Nice day out Sunday so we headed out to go hiking. Our first stop was Trap Pond State Park in Laurel Delaware. They wanted $8 to get in?? They wouldn’t accept our Maryland State Pass nor our National Park Pass. And you would think it being Memorial weekend veterans could get in free! Nope! Not that we didn’t have the money – it was the principal. Maryland has lots of parks we can go to so we headed down Rte 13 to Leonards Mill Park. Their Website says they have a hiking trail – they don’t! It’s more of a visitor information center and park.
Kathy went in to get some info brochures.
I checked out the view.
We knew there is a boat launch in here somewhere, so we looked for that. Nice little bridge. some kids fishing down stream.
Sluice gates need adjusting.
Found the boat ramp. Get in here and head under the bridge to a larger pond. Looking forward to that.
The visitor center folks said we could hike at a park on Naylor Mill Road. So we headed there next. It is called the Henry Parker Sports Complex. Lots of mens slow pitch softball going on here. It has a trail, but it looks more like a mountain bike course.

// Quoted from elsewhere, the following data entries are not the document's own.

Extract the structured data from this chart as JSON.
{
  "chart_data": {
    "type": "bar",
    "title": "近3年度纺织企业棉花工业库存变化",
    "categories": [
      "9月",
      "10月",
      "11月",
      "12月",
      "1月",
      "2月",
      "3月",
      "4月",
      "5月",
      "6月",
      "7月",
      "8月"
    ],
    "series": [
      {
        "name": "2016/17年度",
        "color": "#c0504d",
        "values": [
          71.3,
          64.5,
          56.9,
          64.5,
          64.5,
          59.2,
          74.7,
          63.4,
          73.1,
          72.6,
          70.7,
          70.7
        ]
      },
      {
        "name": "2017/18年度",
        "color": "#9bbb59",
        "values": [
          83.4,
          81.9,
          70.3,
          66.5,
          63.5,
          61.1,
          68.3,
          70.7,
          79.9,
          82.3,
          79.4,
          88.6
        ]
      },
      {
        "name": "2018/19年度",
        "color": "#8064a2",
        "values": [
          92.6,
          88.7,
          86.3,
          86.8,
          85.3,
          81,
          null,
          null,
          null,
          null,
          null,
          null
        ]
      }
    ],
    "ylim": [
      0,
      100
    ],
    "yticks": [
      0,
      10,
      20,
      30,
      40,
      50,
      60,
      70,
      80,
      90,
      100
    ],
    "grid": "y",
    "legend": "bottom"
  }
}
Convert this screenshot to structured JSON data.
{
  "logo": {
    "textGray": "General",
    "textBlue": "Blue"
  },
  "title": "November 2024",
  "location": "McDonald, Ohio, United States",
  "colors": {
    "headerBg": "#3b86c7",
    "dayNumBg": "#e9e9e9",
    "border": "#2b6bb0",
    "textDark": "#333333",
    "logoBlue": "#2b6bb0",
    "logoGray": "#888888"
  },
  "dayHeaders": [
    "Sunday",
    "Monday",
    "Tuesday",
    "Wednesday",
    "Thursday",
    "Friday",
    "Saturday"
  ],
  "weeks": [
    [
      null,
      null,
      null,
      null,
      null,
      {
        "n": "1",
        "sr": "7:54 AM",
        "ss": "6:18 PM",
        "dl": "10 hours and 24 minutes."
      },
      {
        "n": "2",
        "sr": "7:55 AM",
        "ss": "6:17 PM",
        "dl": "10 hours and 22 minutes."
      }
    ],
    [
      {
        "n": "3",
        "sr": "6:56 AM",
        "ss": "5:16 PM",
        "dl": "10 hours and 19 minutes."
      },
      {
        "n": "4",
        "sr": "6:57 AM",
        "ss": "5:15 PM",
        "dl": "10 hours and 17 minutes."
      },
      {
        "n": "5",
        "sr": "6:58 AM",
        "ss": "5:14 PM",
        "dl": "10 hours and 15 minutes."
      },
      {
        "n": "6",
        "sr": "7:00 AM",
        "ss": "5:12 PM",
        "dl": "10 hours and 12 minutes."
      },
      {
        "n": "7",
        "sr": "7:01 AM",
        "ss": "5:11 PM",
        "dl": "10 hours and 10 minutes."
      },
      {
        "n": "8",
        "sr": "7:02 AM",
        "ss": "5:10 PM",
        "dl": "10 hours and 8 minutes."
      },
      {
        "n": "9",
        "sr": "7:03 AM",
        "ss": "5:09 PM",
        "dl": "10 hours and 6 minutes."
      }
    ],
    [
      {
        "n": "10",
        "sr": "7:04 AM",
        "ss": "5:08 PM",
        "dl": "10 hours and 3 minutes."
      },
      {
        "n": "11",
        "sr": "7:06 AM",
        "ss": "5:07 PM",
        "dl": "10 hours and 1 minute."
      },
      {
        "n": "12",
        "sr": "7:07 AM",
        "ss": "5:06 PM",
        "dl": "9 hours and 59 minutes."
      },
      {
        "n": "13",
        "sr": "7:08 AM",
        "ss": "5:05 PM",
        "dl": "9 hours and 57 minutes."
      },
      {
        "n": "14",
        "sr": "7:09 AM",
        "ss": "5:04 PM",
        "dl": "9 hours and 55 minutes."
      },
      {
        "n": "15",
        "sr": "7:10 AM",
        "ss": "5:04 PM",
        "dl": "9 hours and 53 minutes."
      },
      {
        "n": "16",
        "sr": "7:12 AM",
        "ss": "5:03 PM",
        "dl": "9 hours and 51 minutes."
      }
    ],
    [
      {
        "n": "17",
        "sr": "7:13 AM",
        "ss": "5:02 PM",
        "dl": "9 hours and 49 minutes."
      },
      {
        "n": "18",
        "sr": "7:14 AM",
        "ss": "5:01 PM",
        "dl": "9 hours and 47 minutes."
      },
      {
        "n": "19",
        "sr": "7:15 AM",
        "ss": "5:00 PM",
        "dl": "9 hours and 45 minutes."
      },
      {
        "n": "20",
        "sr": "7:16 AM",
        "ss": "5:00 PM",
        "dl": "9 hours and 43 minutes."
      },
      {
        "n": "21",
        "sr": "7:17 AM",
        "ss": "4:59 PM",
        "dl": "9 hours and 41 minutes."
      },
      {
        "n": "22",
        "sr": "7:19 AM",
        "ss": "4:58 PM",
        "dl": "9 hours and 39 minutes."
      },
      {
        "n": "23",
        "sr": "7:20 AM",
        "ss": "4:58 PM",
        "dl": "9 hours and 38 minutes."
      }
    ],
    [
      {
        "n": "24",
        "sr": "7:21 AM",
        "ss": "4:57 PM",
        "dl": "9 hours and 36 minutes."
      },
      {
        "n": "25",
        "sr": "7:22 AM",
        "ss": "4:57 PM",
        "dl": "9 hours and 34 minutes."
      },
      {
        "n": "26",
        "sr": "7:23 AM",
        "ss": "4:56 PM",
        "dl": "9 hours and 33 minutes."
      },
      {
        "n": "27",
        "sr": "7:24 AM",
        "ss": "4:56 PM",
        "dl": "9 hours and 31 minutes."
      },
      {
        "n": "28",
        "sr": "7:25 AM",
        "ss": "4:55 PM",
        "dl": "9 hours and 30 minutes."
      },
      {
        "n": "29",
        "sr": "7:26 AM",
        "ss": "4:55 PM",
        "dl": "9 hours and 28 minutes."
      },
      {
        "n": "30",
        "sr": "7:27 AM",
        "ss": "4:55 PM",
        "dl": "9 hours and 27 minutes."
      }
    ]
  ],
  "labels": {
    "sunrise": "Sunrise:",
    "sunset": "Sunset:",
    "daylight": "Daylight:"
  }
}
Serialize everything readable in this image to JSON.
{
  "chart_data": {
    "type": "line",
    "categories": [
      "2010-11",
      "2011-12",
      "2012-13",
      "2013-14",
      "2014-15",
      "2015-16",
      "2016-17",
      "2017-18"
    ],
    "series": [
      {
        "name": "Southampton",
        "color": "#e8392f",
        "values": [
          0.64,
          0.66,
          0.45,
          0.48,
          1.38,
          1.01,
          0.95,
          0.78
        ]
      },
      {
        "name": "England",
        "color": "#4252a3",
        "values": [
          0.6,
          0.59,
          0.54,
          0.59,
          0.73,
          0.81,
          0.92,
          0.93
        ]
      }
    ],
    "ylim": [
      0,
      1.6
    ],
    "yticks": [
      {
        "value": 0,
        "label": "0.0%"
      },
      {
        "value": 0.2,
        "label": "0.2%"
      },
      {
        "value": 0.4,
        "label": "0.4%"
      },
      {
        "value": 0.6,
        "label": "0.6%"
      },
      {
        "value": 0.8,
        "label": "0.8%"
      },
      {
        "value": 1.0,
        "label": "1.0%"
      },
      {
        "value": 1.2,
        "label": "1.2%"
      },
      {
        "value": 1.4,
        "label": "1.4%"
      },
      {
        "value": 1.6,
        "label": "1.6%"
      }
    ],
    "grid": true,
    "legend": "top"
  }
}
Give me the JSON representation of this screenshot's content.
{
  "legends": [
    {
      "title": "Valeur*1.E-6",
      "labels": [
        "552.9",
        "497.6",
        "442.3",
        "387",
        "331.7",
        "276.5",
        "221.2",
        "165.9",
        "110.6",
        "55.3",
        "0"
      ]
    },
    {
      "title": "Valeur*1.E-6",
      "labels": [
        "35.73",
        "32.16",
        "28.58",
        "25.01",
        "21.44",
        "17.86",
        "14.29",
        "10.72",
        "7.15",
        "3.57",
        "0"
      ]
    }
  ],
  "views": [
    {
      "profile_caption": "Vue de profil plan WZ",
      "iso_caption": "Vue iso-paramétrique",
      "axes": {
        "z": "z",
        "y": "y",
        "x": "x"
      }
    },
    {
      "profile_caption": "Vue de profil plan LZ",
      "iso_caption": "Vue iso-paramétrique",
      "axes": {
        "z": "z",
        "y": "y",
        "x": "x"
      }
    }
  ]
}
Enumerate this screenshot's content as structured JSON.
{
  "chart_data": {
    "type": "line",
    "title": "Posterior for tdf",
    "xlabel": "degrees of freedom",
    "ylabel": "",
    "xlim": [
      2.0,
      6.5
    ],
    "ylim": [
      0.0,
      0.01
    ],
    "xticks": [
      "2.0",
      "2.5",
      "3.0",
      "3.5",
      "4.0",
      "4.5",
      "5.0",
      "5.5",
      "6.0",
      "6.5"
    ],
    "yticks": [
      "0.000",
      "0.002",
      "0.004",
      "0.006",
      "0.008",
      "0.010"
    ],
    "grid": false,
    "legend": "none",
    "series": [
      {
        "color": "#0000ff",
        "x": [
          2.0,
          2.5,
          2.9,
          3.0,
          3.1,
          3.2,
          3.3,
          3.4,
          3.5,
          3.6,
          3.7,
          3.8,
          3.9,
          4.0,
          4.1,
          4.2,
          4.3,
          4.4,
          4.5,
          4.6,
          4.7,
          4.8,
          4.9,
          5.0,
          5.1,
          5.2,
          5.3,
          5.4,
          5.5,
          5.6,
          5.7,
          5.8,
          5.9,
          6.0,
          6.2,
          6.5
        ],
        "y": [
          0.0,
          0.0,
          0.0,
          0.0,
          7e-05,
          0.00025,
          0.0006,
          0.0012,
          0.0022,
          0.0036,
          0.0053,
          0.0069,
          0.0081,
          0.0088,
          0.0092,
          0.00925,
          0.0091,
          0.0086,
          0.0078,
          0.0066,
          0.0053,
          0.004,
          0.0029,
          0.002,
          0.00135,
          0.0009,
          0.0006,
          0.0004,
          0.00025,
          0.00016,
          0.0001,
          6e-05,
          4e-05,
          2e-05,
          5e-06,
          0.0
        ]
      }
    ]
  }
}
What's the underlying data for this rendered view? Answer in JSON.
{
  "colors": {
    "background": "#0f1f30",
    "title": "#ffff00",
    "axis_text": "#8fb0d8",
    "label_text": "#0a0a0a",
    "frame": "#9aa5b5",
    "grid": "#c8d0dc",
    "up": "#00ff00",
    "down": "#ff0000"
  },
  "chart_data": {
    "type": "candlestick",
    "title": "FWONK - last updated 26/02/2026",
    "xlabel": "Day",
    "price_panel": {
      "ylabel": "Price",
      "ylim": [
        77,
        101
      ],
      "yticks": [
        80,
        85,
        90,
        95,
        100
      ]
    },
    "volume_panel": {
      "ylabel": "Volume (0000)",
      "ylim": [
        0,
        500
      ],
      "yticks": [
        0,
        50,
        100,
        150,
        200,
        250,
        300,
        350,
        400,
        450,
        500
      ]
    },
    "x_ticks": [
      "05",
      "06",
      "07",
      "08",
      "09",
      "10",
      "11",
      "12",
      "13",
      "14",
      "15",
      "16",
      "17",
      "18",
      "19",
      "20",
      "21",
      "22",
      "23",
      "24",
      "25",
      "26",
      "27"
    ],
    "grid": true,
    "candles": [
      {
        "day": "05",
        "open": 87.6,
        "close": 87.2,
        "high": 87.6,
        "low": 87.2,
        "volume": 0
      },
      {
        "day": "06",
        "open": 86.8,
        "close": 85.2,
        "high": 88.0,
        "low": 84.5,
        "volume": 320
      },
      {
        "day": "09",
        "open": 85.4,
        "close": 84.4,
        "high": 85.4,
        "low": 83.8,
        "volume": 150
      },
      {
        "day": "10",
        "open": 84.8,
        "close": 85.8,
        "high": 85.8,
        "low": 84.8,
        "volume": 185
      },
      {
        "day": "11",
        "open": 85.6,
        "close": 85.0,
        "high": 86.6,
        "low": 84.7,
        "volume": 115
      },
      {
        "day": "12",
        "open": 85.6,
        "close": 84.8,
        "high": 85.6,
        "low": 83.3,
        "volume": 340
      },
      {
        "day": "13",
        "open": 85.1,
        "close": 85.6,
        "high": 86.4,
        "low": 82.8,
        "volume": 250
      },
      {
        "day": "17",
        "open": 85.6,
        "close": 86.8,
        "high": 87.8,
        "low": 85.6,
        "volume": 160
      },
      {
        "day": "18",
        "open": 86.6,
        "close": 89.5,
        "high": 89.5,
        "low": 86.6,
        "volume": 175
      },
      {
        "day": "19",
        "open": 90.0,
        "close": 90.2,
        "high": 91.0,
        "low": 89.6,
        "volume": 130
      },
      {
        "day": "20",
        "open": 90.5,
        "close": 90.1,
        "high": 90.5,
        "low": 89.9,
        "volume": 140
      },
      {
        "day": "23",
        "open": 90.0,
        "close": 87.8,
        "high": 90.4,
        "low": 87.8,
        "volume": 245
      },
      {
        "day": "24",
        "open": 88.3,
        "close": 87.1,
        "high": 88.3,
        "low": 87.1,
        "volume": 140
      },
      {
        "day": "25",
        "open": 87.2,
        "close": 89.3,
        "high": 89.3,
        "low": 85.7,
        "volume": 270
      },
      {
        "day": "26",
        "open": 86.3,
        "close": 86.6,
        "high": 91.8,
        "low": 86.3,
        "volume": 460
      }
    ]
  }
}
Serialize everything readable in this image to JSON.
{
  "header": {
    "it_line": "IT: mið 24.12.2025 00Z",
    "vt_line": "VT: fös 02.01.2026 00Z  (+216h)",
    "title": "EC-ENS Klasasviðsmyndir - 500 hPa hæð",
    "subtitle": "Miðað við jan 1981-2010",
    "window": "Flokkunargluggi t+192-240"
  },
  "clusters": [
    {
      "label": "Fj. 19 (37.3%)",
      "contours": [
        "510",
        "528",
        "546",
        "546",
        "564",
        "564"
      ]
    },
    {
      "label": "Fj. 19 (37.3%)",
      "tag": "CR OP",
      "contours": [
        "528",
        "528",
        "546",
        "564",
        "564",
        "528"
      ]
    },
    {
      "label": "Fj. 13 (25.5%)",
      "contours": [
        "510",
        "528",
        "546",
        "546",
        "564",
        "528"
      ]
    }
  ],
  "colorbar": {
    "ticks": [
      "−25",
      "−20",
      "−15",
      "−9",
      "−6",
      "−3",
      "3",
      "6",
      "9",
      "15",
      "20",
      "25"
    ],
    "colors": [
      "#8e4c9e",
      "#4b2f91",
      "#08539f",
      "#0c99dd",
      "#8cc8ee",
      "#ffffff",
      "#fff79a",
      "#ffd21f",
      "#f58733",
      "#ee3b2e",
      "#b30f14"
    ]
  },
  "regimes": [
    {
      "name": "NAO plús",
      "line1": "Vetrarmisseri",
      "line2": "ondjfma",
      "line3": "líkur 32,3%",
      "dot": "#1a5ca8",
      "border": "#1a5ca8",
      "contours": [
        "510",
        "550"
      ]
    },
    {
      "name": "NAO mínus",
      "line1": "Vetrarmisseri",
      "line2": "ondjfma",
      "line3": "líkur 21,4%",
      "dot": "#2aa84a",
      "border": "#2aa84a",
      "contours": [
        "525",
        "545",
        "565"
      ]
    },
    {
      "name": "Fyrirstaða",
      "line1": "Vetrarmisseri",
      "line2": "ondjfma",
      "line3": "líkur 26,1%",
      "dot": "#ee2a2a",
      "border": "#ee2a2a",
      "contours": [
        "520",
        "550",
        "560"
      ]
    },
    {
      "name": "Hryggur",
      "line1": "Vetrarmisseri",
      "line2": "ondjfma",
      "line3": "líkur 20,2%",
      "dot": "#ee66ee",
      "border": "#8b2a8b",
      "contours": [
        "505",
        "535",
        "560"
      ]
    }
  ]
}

The trail(s) [multiple switch-backs] were not marked for hiking with hash marks. We just headed towards the opposite area of the ball fields. Below the hill where Kathy is, is Leonard Pond Run. Couldn’t really get to it.
There were a lot of frogs on the trail.
More of the bike course.
Short hike but enjoying nature. Old growth trees.
The layers just peal away and fall to the ground.
Back to the car and Molly now has her own Yeti Tumbler. Spoiled dog!
Lesson for today – investigate where it is you are going before you go! Still a great day to be out. Thanks God.